Wall Street's Top Weekend Stories, Sunday Dec. 6th

Stocks were pointed higher in early trading following positive reports out of China and then were buoyed by a much better than expected monthly jobs report. The market was then given additional fuel to run higher when Fed Chair Powell said the central bank would be flexible in it approach to interest rates and normalizing its balance sheet. The dovish comments pushed the major averages to gains of more than 3%, giving the market solid gains for the week ahead of the first trade talk meeting between the U.S. and China since the 90-day truce was called at the beginning of December.

ECONOMIC EVENTS: U.S. nonfarm payrolls jumped 312,000 in December, which was significantly stronger job growth than expected. The unemployment rate rose to 3.9% versus 3.7%. Average hourly earnings increased 0.4% versus 0.2% previously, for a 3.2% year-over-year pace.

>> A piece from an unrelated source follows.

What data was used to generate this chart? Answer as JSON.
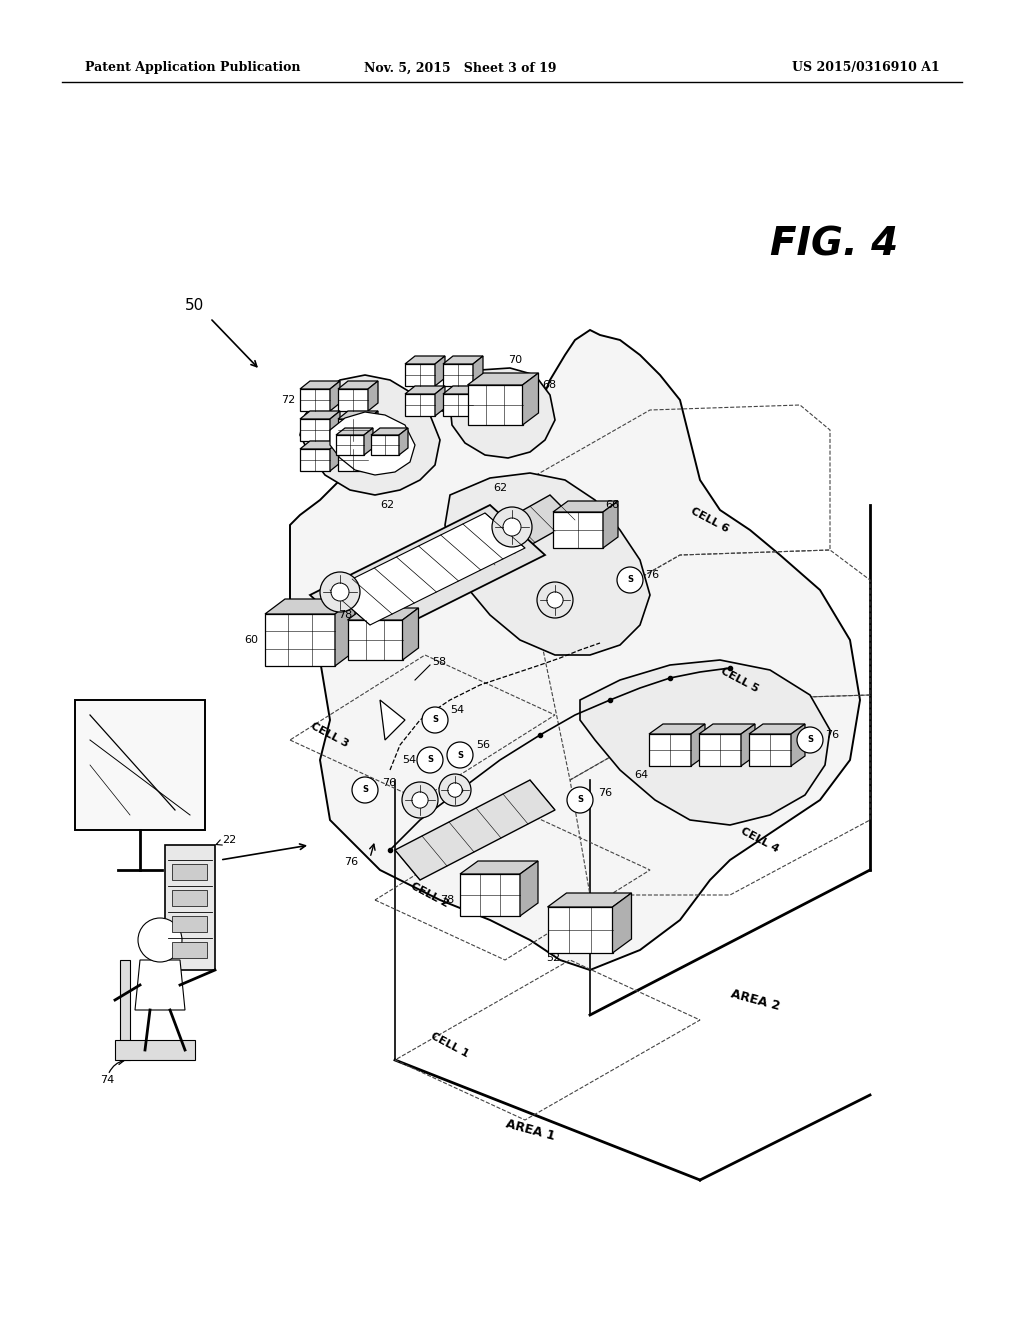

The final Markit services PMI for December dipped 0.3 points to 54.4 from November's 54.7, though it was better than the 53.4 preliminary December print. Baker Hughes reported that the U.S. rig count is down 8 rigs from last week to 1,075.

In White House news, President Donald Trump is "seriously considering" potential options to circumvent Congress, including declaring a national emergency, in order to get funds from the DOD and elsewhere to help pay for parts of a border wall along the U.S.-Mexico border, ABC News reported, citing multiple sources familiar with the ongoing discussions. Trump held a meeting with congressional leaders that he called "contentious" but also "very productive" and confirmed that he is prepared for the ongoing government shutdown to go on for months or years, though he does not think that it will and he hopes it will be over within days.

In central bank news, Federal Reserve Chairman Jay Powell, while speaking in a roundtable discussion with former Chairs Ben Bernanke and Janet Yellen in Atlanta, said that the Fed "wouldn't hesitate to make a change" on its balance sheet normalization efforts should he feel they were creating a problem to the markets. Powell added that the Fed is always prepared to shift its policy stance "significantly" as warranted. Additionally, Powell said he has no meeting scheduled with President Trump and would not resign if asked to by the president.